Hans sprang upon one of the culverins Konrad had referred to, and, shading his eyes with his hand (for his fur cap was minus a peak, and there were then no telescopes), he peered intently at the stranger.
"Friend Hans, what dost thou make her out to be?" asked Konrad, whose heart beat strangely.
"A great frigate, galley rigged—with ten culverins a-side—crossbows on her forecastle—and hackbuts on her poop; full of men, too—see how many helmets are glinting in the sunshine!"

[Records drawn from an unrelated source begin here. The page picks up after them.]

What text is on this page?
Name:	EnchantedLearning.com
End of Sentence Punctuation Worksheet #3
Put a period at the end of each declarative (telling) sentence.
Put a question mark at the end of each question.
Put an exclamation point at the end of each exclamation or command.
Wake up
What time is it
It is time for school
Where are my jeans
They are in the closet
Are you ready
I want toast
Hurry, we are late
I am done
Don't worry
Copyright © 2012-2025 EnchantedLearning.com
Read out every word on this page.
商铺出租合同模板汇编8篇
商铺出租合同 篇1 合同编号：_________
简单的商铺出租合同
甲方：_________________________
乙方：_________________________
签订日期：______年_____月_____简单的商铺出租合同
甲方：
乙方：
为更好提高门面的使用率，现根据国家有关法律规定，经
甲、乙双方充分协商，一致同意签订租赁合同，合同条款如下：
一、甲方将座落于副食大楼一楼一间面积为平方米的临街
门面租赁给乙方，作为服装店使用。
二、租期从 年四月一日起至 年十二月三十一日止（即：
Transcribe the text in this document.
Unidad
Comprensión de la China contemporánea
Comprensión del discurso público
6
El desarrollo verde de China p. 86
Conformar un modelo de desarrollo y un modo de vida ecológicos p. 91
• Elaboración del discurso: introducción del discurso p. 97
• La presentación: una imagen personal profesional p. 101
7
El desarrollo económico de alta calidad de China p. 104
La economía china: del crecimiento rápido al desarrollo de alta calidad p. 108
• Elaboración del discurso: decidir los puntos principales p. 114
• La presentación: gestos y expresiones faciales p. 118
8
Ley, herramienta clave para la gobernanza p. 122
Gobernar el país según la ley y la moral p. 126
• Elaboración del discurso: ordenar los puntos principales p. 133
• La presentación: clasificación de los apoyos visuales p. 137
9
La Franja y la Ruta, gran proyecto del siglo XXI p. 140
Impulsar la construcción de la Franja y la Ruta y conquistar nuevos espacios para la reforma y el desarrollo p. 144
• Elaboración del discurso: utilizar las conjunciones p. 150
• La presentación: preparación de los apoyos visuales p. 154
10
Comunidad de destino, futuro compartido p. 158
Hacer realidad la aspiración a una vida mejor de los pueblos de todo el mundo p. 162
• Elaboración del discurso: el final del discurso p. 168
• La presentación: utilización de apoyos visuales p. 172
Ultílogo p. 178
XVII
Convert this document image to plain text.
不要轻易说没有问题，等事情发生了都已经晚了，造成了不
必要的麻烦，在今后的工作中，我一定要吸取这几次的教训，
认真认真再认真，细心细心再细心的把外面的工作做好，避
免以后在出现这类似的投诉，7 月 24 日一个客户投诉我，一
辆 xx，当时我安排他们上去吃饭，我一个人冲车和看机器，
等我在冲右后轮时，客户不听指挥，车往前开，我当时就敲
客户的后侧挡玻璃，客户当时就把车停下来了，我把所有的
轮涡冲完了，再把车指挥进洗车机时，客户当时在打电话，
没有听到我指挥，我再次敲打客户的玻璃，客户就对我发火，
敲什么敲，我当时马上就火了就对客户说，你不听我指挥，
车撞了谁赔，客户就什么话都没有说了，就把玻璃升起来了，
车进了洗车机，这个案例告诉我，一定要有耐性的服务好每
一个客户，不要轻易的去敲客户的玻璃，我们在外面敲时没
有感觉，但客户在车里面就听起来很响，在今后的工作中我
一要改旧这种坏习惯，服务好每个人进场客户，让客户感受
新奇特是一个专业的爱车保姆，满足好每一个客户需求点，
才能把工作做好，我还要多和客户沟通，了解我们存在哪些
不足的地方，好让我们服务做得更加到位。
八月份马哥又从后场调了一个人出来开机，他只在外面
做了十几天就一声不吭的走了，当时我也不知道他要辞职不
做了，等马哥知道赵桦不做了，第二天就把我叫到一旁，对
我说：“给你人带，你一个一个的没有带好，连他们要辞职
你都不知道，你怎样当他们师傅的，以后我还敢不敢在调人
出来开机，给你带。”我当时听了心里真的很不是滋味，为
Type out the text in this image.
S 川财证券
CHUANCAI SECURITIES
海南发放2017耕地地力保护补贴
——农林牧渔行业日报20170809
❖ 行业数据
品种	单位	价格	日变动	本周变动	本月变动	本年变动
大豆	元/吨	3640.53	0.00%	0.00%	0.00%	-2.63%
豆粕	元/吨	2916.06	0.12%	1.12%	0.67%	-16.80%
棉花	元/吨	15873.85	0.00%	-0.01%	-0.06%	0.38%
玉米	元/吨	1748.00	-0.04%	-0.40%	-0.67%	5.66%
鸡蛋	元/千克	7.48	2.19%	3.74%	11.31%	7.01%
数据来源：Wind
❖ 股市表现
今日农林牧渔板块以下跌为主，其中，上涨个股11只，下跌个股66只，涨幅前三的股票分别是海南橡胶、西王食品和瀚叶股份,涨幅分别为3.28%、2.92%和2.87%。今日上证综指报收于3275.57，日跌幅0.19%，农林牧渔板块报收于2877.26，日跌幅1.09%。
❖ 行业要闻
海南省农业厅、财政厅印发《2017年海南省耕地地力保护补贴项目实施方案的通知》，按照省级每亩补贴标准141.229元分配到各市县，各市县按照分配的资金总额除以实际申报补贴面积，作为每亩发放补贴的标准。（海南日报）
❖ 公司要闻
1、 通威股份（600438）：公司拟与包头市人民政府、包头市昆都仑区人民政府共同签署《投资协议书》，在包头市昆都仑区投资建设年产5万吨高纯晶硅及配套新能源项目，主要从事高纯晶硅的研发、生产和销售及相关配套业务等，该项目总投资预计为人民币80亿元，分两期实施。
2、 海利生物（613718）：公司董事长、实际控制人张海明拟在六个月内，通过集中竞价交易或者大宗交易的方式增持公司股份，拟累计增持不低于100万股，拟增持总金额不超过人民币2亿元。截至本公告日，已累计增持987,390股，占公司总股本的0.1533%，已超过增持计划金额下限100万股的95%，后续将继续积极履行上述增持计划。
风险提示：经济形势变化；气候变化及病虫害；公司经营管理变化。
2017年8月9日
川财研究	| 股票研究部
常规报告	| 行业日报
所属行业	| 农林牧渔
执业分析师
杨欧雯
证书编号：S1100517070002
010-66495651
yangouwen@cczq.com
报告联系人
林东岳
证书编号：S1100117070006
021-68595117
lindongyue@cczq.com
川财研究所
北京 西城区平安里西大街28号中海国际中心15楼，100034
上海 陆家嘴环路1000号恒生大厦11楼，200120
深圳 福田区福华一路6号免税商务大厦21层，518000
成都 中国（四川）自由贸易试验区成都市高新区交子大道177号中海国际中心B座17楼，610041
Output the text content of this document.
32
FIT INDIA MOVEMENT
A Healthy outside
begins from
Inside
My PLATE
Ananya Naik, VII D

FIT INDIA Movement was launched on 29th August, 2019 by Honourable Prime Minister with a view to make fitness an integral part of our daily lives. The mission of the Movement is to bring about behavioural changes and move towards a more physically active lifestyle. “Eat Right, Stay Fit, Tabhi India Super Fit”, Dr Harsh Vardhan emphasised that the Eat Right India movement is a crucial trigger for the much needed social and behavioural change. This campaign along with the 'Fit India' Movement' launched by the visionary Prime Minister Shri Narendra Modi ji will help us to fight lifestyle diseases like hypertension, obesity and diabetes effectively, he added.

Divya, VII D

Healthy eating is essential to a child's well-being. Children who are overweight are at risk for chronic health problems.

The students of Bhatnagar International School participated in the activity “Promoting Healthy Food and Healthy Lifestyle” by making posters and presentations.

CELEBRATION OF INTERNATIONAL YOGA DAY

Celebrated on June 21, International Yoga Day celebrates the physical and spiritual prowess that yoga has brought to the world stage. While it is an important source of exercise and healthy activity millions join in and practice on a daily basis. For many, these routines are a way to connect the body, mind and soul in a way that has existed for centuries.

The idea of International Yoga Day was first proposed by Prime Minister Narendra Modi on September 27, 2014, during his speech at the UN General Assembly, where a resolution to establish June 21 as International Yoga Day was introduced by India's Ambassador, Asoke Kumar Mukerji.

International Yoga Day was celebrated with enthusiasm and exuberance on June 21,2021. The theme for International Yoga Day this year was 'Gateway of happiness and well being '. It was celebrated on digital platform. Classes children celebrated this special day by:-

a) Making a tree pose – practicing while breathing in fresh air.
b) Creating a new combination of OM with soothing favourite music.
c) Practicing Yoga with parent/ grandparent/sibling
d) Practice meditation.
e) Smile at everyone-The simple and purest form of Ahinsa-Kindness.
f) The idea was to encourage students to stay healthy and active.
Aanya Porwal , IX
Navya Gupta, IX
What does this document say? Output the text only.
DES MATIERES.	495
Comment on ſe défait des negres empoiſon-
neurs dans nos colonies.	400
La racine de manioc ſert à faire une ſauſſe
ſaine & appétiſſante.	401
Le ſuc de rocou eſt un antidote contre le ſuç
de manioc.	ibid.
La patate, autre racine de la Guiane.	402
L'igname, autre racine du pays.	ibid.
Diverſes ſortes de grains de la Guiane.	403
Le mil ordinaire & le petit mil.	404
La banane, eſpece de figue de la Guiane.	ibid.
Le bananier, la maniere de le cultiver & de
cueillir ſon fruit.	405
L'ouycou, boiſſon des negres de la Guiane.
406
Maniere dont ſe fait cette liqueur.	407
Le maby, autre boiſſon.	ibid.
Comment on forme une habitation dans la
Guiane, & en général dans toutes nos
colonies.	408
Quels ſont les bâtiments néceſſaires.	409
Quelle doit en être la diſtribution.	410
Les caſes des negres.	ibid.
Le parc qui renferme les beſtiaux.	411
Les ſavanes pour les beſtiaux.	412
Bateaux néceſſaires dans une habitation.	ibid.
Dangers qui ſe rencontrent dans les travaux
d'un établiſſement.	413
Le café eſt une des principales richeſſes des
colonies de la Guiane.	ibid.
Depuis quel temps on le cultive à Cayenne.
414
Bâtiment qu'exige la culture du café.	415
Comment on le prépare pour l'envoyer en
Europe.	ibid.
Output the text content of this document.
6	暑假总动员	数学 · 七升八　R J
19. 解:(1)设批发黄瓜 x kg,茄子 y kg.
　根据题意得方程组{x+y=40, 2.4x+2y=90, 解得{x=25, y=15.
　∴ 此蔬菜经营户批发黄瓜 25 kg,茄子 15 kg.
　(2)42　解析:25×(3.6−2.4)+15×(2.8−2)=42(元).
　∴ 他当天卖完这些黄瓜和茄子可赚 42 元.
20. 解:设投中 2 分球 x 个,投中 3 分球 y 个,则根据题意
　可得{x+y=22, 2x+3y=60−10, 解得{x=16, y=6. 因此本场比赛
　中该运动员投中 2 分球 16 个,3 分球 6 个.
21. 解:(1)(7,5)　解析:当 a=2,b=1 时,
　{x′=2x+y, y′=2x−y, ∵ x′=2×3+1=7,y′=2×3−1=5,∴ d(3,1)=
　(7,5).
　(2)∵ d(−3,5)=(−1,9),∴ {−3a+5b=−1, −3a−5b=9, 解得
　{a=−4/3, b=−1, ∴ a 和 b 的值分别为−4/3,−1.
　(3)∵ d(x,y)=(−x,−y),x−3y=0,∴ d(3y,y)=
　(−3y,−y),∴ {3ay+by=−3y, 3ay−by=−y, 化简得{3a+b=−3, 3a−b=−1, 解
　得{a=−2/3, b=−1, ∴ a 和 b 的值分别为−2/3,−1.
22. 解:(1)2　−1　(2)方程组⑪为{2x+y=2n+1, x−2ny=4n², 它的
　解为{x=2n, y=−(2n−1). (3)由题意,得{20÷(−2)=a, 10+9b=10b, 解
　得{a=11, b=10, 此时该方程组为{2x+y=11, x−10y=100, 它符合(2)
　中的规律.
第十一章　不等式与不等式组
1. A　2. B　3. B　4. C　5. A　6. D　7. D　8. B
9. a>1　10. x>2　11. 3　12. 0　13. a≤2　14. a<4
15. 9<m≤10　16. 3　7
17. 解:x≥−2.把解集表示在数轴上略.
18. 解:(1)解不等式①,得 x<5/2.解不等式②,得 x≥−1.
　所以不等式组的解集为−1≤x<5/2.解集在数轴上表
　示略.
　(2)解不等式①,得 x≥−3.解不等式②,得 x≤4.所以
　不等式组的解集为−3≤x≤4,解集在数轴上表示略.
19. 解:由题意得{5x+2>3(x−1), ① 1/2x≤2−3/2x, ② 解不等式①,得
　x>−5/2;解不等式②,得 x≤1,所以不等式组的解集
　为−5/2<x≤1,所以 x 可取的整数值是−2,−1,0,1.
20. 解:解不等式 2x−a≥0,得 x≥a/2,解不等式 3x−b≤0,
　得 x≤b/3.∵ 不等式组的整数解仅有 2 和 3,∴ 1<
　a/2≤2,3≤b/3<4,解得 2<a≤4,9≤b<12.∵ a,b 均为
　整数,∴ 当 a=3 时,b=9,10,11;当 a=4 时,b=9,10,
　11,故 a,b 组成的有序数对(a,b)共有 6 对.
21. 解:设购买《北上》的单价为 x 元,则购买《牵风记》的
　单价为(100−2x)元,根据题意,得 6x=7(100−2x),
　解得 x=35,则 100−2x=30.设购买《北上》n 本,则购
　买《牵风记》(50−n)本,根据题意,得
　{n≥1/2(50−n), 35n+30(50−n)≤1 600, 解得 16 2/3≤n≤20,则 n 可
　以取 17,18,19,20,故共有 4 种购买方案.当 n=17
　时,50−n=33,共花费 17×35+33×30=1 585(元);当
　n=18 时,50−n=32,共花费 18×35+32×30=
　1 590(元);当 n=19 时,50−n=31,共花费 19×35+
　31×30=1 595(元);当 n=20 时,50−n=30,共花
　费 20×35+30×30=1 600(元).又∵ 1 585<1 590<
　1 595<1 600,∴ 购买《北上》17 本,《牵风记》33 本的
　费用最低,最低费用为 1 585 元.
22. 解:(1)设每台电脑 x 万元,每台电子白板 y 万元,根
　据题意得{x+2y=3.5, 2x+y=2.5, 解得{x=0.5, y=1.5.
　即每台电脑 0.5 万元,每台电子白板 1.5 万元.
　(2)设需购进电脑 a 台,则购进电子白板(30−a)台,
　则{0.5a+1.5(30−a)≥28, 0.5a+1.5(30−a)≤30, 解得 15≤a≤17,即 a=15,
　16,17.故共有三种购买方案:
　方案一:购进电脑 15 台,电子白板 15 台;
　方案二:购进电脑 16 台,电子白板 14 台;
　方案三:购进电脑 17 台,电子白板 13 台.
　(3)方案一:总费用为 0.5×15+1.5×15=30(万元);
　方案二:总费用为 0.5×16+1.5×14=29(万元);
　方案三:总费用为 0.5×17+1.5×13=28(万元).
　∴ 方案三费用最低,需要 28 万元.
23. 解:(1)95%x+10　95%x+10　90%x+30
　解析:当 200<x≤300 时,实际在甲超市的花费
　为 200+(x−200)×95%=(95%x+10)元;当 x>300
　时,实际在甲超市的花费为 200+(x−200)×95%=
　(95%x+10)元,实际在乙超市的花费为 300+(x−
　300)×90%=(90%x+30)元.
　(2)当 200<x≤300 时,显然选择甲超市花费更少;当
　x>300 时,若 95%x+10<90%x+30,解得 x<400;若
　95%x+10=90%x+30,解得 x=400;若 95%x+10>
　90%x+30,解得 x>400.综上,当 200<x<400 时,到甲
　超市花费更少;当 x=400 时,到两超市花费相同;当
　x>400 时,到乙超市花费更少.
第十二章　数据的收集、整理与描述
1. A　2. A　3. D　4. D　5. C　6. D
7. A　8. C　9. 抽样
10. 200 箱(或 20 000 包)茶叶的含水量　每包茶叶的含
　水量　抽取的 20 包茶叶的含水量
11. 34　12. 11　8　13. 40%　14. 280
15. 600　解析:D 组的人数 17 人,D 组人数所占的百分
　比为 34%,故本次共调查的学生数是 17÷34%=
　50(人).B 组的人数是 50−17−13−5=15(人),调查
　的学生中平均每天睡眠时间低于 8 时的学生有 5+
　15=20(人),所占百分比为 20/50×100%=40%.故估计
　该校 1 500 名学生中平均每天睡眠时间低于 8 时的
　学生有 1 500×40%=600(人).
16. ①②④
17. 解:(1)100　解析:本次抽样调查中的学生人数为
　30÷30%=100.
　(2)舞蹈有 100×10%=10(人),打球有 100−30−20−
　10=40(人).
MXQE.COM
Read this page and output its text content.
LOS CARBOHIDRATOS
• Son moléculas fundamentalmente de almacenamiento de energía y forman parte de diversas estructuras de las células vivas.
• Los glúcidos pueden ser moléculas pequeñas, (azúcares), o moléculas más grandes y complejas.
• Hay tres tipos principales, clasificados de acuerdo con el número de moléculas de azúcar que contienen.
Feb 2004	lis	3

The shore was five or six miles distant. The noonday sun shone joyously on the bright blue sea, and full upon the snow-white canvass of the approaching vessel, which was bellying in the land breeze, above the tier of brass-mouthed culverins that peered from the red port-holes of the bow, waist, and her towering poop and forecastle, which were covered with a profusion of heraldic and symbolical carving and gilding. Her masts were each composed of two tall spars, having four large square sails; she had ponderous basketed tops and poop-lanterns—a great square sprit-sail, under which the water that boiled against her bow was flashing, as it wreathed and foamed in the light of the meridian sun, and bubbled under the counters of her towering stern.
Several men in armour were visible above the gunnel, and their pikes glinted as she approached, rolling over the long waves; and there was one whose suit of polished steel shone like silver, as he stood on the lofty poop.
She was still above half a mile distant, and Hans, who liked not her appearance (for he had a mortal aversion to every thing like cannon, or coats-of-mail, on board ship) crowded all sail, and stood away, right up the Fiord. Upon this a red flash broke from the tall forecastle of the stranger—a wreath of white smoke curled aloft through her thick rattlins and white canvass, and a stone bullet, that whistled over the water, cut Hans' foreyard in the slings, and brought a ruin of splintered wood, and rope, and fluttering canvass, down upon his deck.